While previous councils have operated within this principal, delivering considerable community infrastructure and upgrades with no debt and rate rises of only 30 per cent in the 10 years from 2000 to 2010, this current council has raised rates and charges by almost 30 per cent in four years as well as planning to have the city in debt of over $ 10 million by 2016.

Future rate rises are planned to be 80 per cent by 2024.

I ask that the community remembers this when council elections are held later this year. I will not be part of it.


Port Lincoln City Council councillor (for not much longer)

We have plenty of water available

I’m sending this photograph of Port Lincoln’s very own Tod River flooding after our mid-June rain.

This is merely what is flowing out to sea by the airport after what water is caught by the Tod Reservoir.

With Port Lincoln’s water supply diminishing, talks of desalination plants make me shudder.

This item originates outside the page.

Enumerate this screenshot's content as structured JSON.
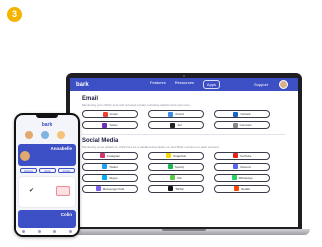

It seems to be the quick fix answer, but at a cost my grand kids will have to pay off.

Adelaide’s desal unit was at a huge cost the state couldn’t afford, especially when it is not even being used.

As with the Adelaide Oval being revamped successfully, we should be revamping the Tod Reservoir and also catching runoff on the sea side of it.

By utilising the Tod again it would take the pressure off our underground basins. Using the combination of both it just may solve Port Lincoln’s water problems.

Watching the runoff down the streets, heading to Liverpool Street, and flooding it has started my thought process that we should be utilising the free water we have.